Luis Cabezas

Personal information
- Full name: Luis Hernán Cabezas Chavarría
- Date of birth: 25 March 1992 (age 34)
- Place of birth: Monte Águila, Chile
- Height: 1.84 m (6 ft 0 in)
- Position: Forward

Youth career
- 2005–2011: Naval

Senior career*
- Years: Team / Apps / (Gls)
- 2011–2015: Naval / 39 / (9)
- 2015: IF Brommapojkarna
- 2015: Huachipato / 0 / (0)
- 2015: Åtvidabergs FF U21 / 2 / (2)
- 2015–2016: Naval / 14 / (1)
- 2016–2017: Deportes Limache
- 2017: Estación Central
- 2019: Chalatenango / 8 / (1)

= Luis Cabezas (Chilean footballer) =

Chilean footballer (born 1992)

Luis Hernán Cabezas Chavarría (born 25 March 1992) is a Chilean former professional footballer who played as a forward for clubs in Chile, Sweden and El Salvador.

==Career==
Cabezas came to Naval youth system at the age of thirteen, staying with them until 2015. In March 2015, he moved to Sweden and joined IF Brommapojkarna in the Superettan.

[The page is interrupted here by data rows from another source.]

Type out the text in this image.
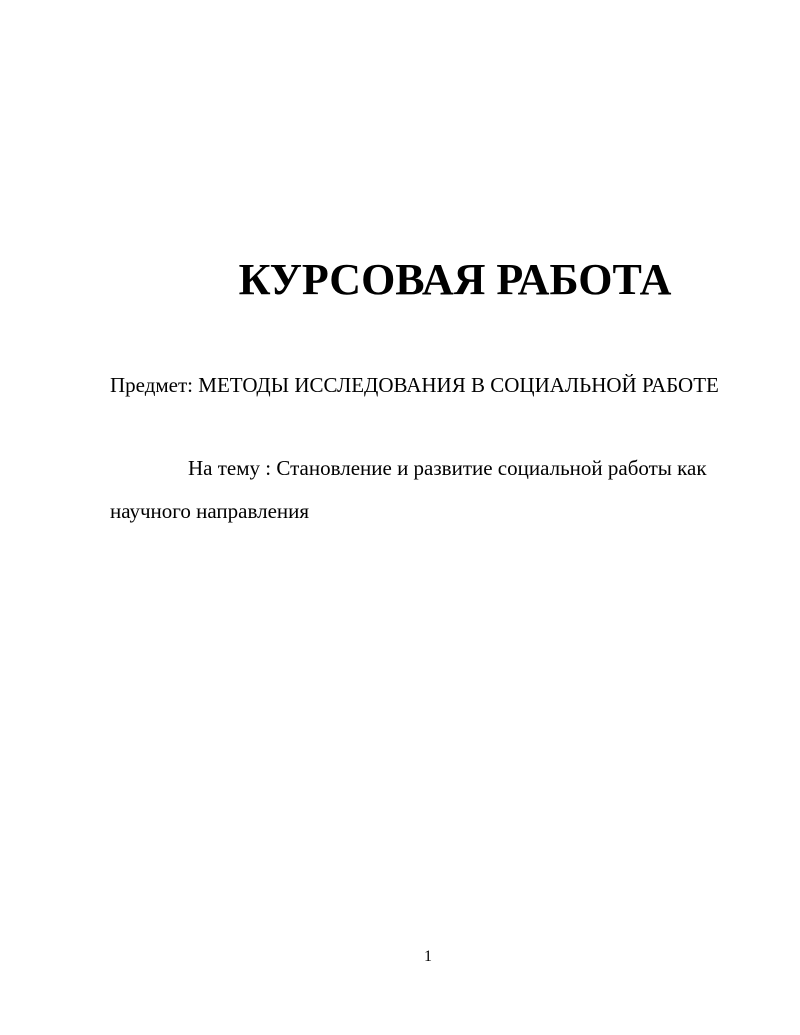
КУРСОВАЯ РАБОТА

Предмет: МЕТОДЫ ИССЛЕДОВАНИЯ В СОЦИАЛЬНОЙ РАБОТЕ

На тему : Становление и развитие социальной работы как научного направления

1
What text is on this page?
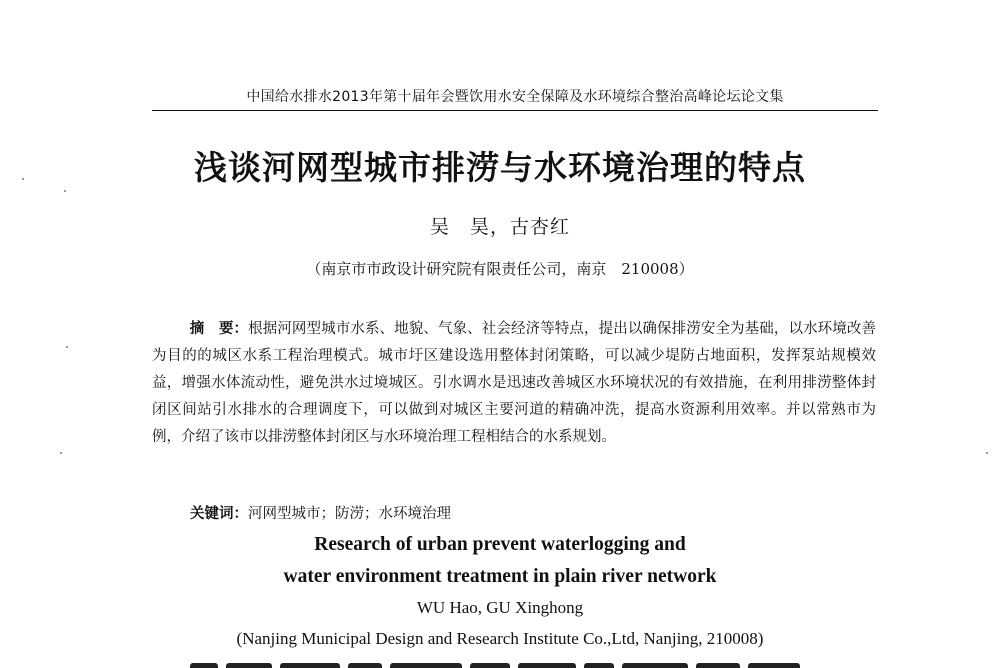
中国给水排水2013年第十届年会暨饮用水安全保障及水环境综合整治高峰论坛论文集
浅谈河网型城市排涝与水环境治理的特点
吴　昊，古杏红
（南京市市政设计研究院有限责任公司，南京　210008）
摘　要：根据河网型城市水系、地貌、气象、社会经济等特点，提出以确保排涝安全为基础，以水环境改善为目的的城区水系工程治理模式。城市圩区建设选用整体封闭策略，可以减少堤防占地面积，发挥泵站规模效益，增强水体流动性，避免洪水过境城区。引水调水是迅速改善城区水环境状况的有效措施，在利用排涝整体封闭区间站引水排水的合理调度下，可以做到对城区主要河道的精确冲洗，提高水资源利用效率。并以常熟市为例，介绍了该市以排涝整体封闭区与水环境治理工程相结合的水系规划。
关键词：河网型城市；防涝；水环境治理
Research of urban prevent waterlogging and
water environment treatment in plain river network
WU Hao, GU Xinghong
(Nanjing Municipal Design and Research Institute Co.,Ltd, Nanjing, 210008)
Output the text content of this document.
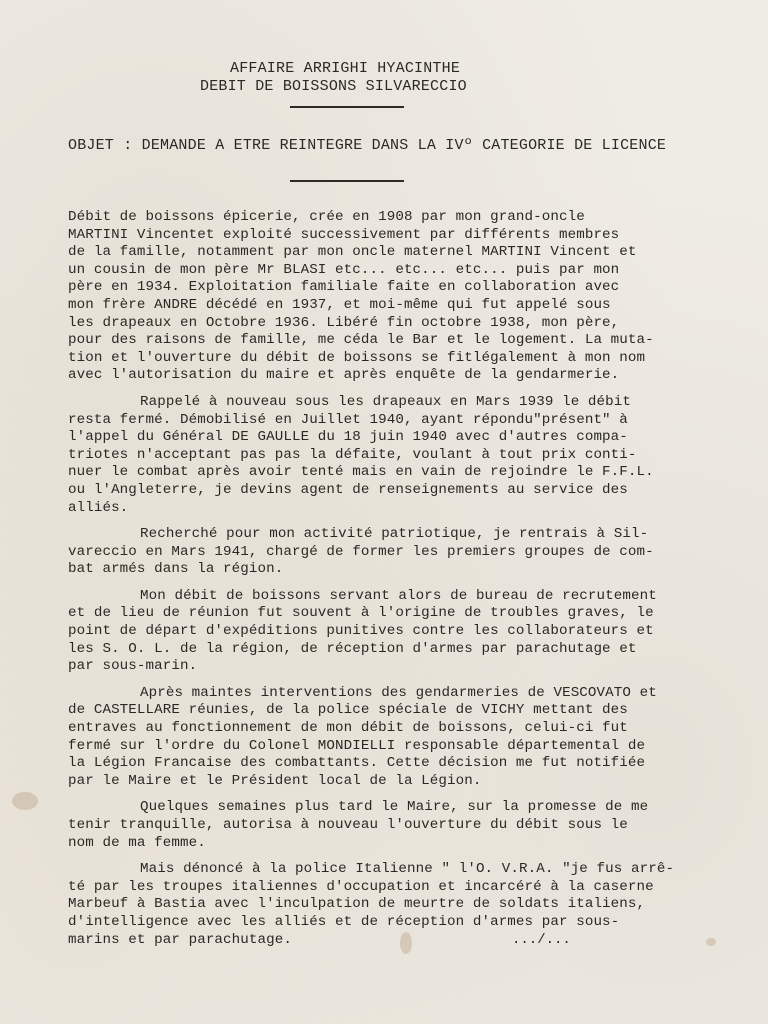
AFFAIRE ARRIGHI HYACINTHE
DEBIT DE BOISSONS SILVARECCIO
OBJET : DEMANDE A ETRE REINTEGRE DANS LA IVº CATEGORIE DE LICENCE
Débit de boissons épicerie, crée en 1908 par mon grand-oncle
MARTINI Vincentet exploité successivement par différents membres
de la famille, notamment par mon oncle maternel MARTINI Vincent et
un cousin de mon père Mr BLASI etc... etc... etc... puis par mon
père en 1934. Exploitation familiale faite en collaboration avec
mon frère ANDRE décédé en 1937, et moi-même qui fut appelé sous
les drapeaux en Octobre 1936. Libéré fin octobre 1938, mon père,
pour des raisons de famille, me céda le Bar et le logement. La muta-
tion et l'ouverture du débit de boissons se fitlégalement à mon nom
avec l'autorisation du maire et après enquête de la gendarmerie.
Rappelé à nouveau sous les drapeaux en Mars 1939 le débit
resta fermé. Démobilisé en Juillet 1940, ayant répondu"présent" à
l'appel du Général DE GAULLE du 18 juin 1940 avec d'autres compa-
triotes n'acceptant pas pas la défaite, voulant à tout prix conti-
nuer le combat après avoir tenté mais en vain de rejoindre le F.F.L.
ou l'Angleterre, je devins agent de renseignements au service des
alliés.
Recherché pour mon activité patriotique, je rentrais à Sil-
vareccio en Mars 1941, chargé de former les premiers groupes de com-
bat armés dans la région.
Mon débit de boissons servant alors de bureau de recrutement
et de lieu de réunion fut souvent à l'origine de troubles graves, le
point de départ d'expéditions punitives contre les collaborateurs et
les S. O. L. de la région, de réception d'armes par parachutage et
par sous-marin.
Après maintes interventions des gendarmeries de VESCOVATO et
de CASTELLARE réunies, de la police spéciale de VICHY mettant des
entraves au fonctionnement de mon débit de boissons, celui-ci fut
fermé sur l'ordre du Colonel MONDIELLI responsable départemental de
la Légion Francaise des combattants. Cette décision me fut notifiée
par le Maire et le Président local de la Légion.
Quelques semaines plus tard le Maire, sur la promesse de me
tenir tranquille, autorisa à nouveau l'ouverture du débit sous le
nom de ma femme.
Mais dénoncé à la police Italienne " l'O. V.R.A. "je fus arrê-
té par les troupes italiennes d'occupation et incarcéré à la caserne
Marbeuf à Bastia avec l'inculpation de meurtre de soldats italiens,
d'intelligence avec les alliés et de réception d'armes par sous-
marins et par parachutage.	.../...
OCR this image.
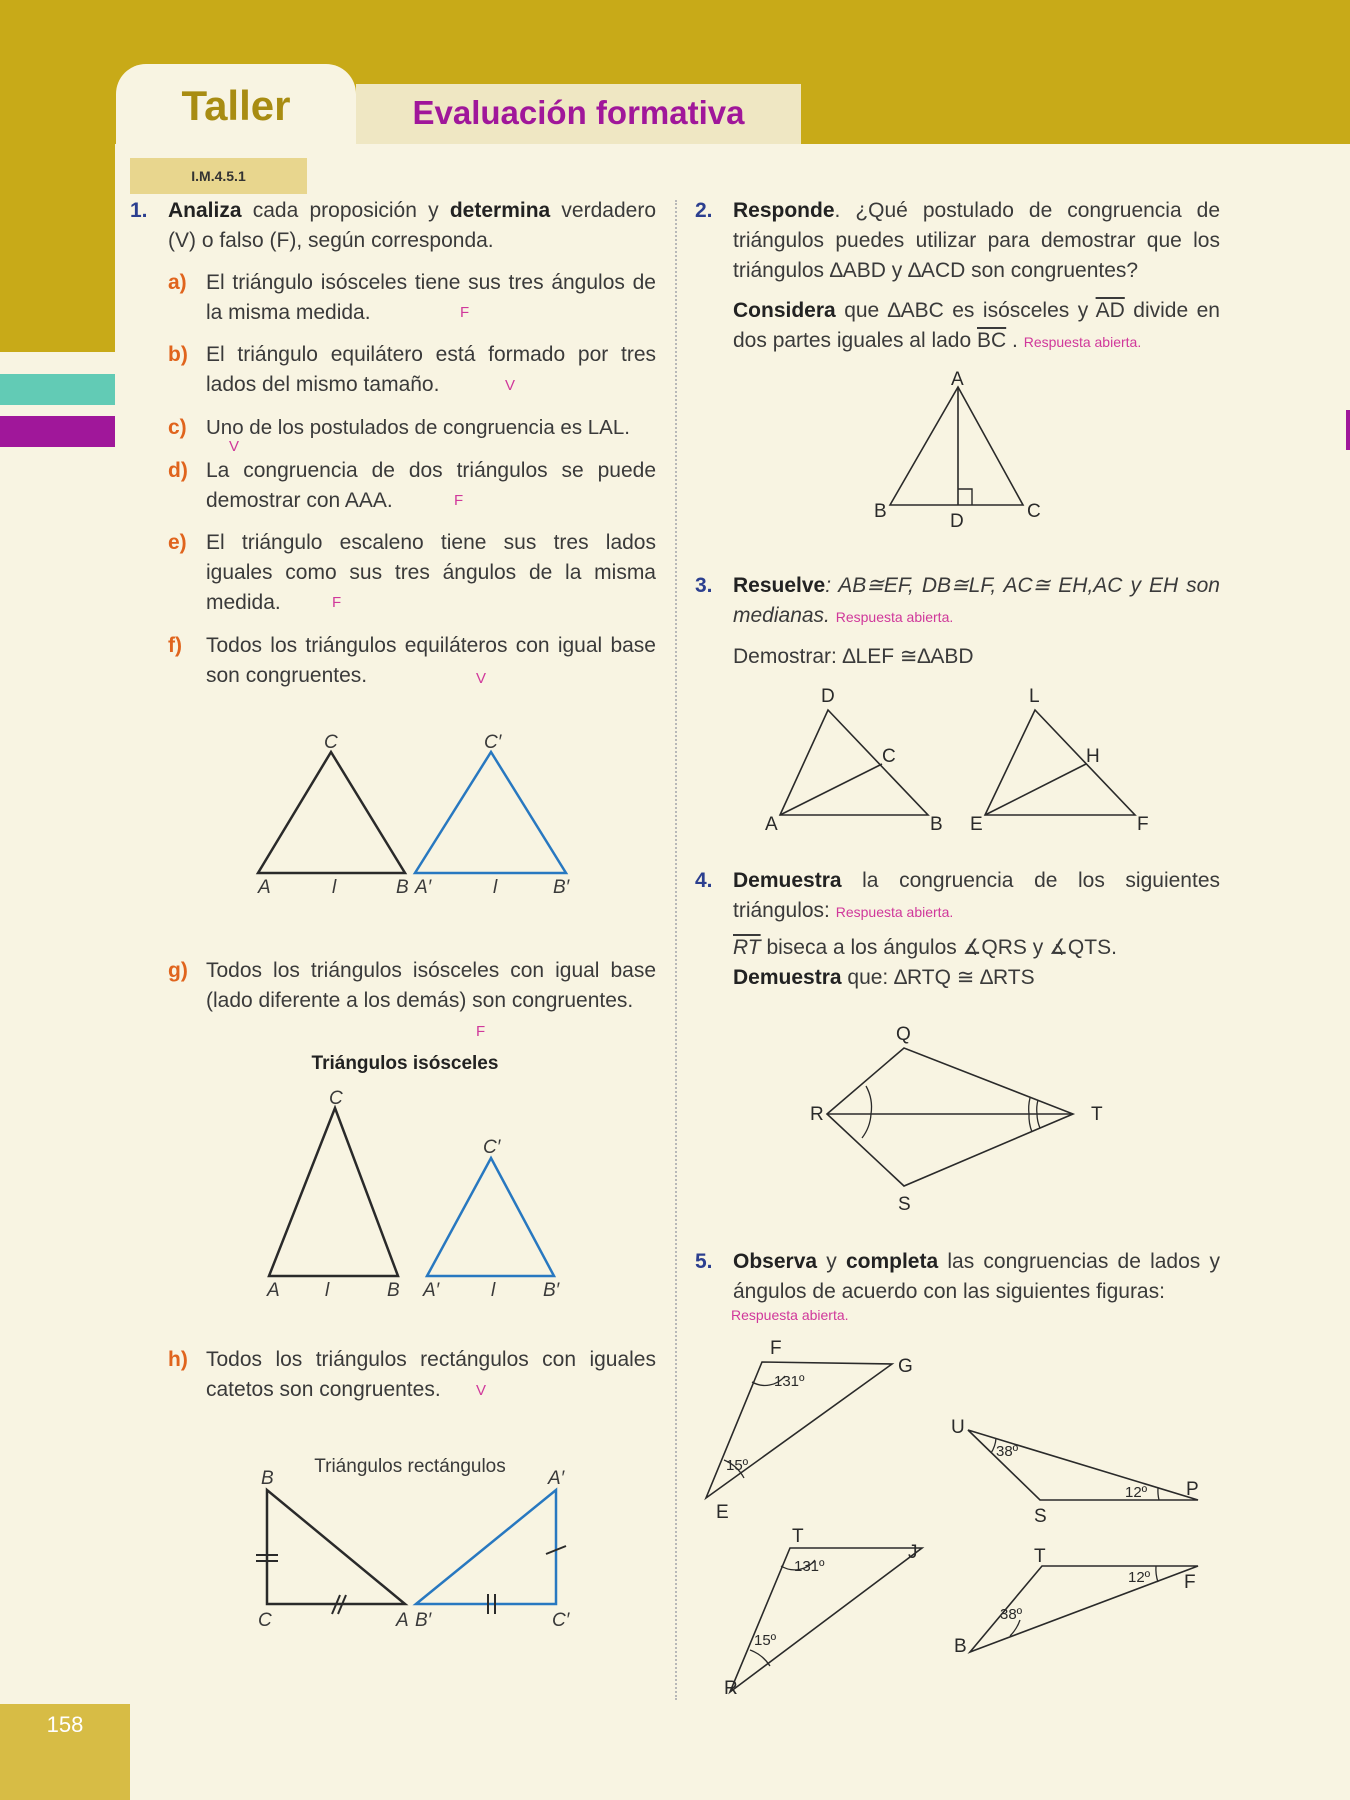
Taller	Evaluación formativa
I.M.4.5.1
158
1. Analiza cada proposición y determina verdadero (V) o falso (F), según corresponda.
a) El triángulo isósceles tiene sus tres ángulos de la misma medida.	F
b) El triángulo equilátero está formado por tres lados del mismo tamaño.	V
c) Uno de los postulados de congruencia es LAL.
V
d) La congruencia de dos triángulos se puede demostrar con AAA.	F
e) El triángulo escaleno tiene sus tres lados iguales como sus tres ángulos de la misma medida.	F
f) Todos los triángulos equiláteros con igual base son congruentes.	V
C
A	B
l
C′
A′	B′
l
g) Todos los triángulos isósceles con igual base (lado diferente a los demás) son congruentes.
F
Triángulos isósceles
C
A	B
l
C′
A′	B′
l
h) Todos los triángulos rectángulos con iguales catetos son congruentes.	V
Triángulos rectángulos
B
C	A
A′
B′	C′
2. Responde. ¿Qué postulado de congruencia de triángulos puedes utilizar para demostrar que los triángulos ∆ABD y ∆ACD son congruentes?
Considera que ∆ABC es isósceles y $\overline{AD}$ divide en dos partes iguales al lado $\overline{BC}$ . Respuesta abierta.
A
B	C
D
3. Resuelve: AB≅EF, DB≅LF, AC≅ EH,AC y EH son medianas. Respuesta abierta.
Demostrar: ∆LEF ≅∆ABD
D
C
A	B
L
H
E	F
4. Demuestra la congruencia de los siguientes triángulos: Respuesta abierta.
$\overline{RT}$ biseca a los ángulos ∡QRS y ∡QTS.
Demuestra que: ∆RTQ ≅ ∆RTS
Q
R	T
S
5. Observa y completa las congruencias de lados y ángulos de acuerdo con las siguientes figuras:
Respuesta abierta.
F
G
E
U
P
S
T
J
R
T
F
B
131º
15º
38º
12º
131º
15º
12º
38º
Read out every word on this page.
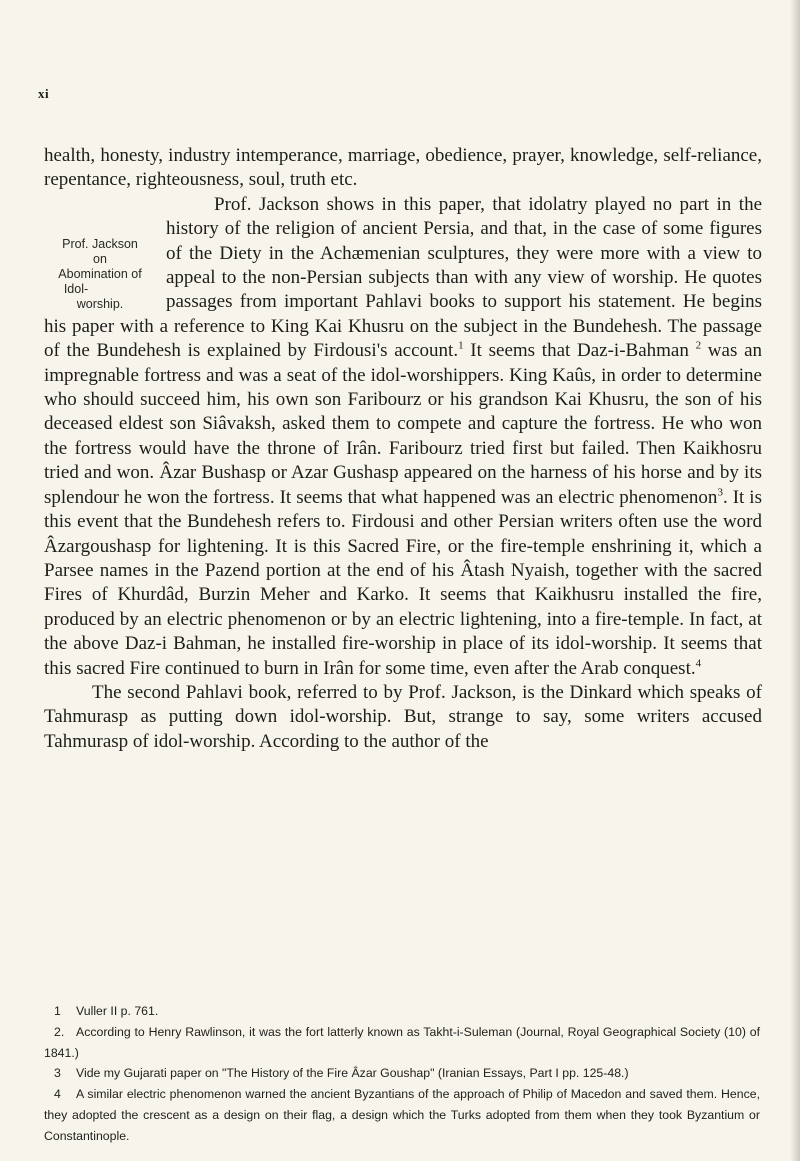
xi

health, honesty, industry intemperance, marriage, obedience, prayer, knowledge, self-reliance, repentance, righteousness, soul, truth etc.

Prof. Jackson
on
Abomination of Idol-
worship.
Prof. Jackson shows in this paper, that idolatry played no part in the history of the religion of ancient Persia, and that, in the case of some figures of the Diety in the Achæmenian sculptures, they were more with a view to appeal to the non-Persian subjects than with any view of worship. He quotes passages from important Pahlavi books to support his statement. He begins his paper with a reference to King Kai Khusru on the subject in the Bundehesh. The passage of the Bundehesh is explained by Firdousi's account.$^1$ It seems that Daz-i-Bahman $^2$ was an impregnable fortress and was a seat of the idol-worshippers. King Kaûs, in order to determine who should succeed him, his own son Faribourz or his grandson Kai Khusru, the son of his deceased eldest son Siâvaksh, asked them to compete and capture the fortress. He who won the fortress would have the throne of Irân. Faribourz tried first but failed. Then Kaikhosru tried and won. Âzar Bushasp or Azar Gushasp appeared on the harness of his horse and by its splendour he won the fortress. It seems that what happened was an electric phenomenon$^3$. It is this event that the Bundehesh refers to. Firdousi and other Persian writers often use the word Âzargoushasp for lightening. It is this Sacred Fire, or the fire-temple enshrining it, which a Parsee names in the Pazend portion at the end of his Âtash Nyaish, together with the sacred Fires of Khurdâd, Burzin Meher and Karko. It seems that Kaikhusru installed the fire, produced by an electric phenomenon or by an electric lightening, into a fire-temple. In fact, at the above Daz-i Bahman, he installed fire-worship in place of its idol-worship. It seems that this sacred Fire continued to burn in Irân for some time, even after the Arab conquest.$^4$

The second Pahlavi book, referred to by Prof. Jackson, is the Dinkard which speaks of Tahmurasp as putting down idol-worship. But, strange to say, some writers accused Tahmurasp of idol-worship. According to the author of the

1 Vuller II p. 761.

2. According to Henry Rawlinson, it was the fort latterly known as Takht-i-Suleman (Journal, Royal Geographical Society (10) of 1841.)

3 Vide my Gujarati paper on "The History of the Fire Âzar Goushap" (Iranian Essays, Part I pp. 125-48.)

4 A similar electric phenomenon warned the ancient Byzantians of the approach of Philip of Macedon and saved them. Hence, they adopted the crescent as a design on their flag, a design which the Turks adopted from them when they took Byzantium or Constantinople.
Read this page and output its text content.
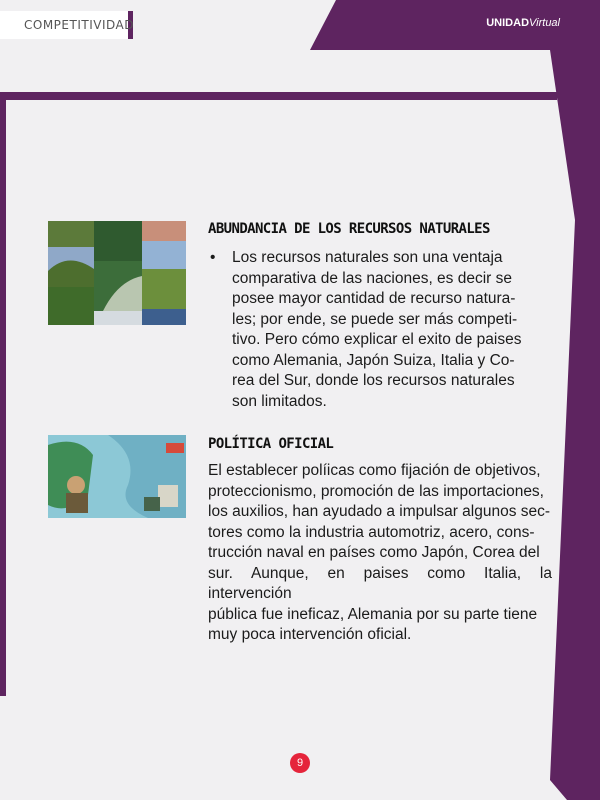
COMPETITIVIDAD	UNIDADVirtual
ABUNDANCIA DE LOS RECURSOS NATURALES
•	Los recursos naturales son una ventaja
comparativa de las naciones, es decir se
posee mayor cantidad de recurso natura-
les; por ende, se puede ser más competi-
tivo. Pero cómo explicar el exito de paises
como Alemania, Japón Suiza, Italia y Co-
rea del Sur, donde los recursos naturales
son limitados.
POLÍTICA OFICIAL
El establecer políicas como fijación de objetivos,
proteccionismo, promoción de las importaciones,
los auxilios, han ayudado a impulsar algunos sec-
tores como la industria automotriz, acero, cons-
trucción naval en países como Japón, Corea del
sur. Aunque, en paises como Italia, la intervención
pública fue ineficaz, Alemania por su parte tiene
muy poca intervención oficial.
9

As a player of Huachipato, in June 2015 he joined Åtvidabergs FF after a trial along with his compatriot Joaquín Cerezo.

In second half 2015, he returned to Naval until 2016, playing for Deportes Limache and Deportivo Estación Central in his homeland.

In 2019, he moved abroad again and played for Salvadoran side Chalatenango in the 2019 Apertura of the Primera División.

==Personal life==
Cabezas is the nephew of the former Chilean international footballer Luis Chavarría.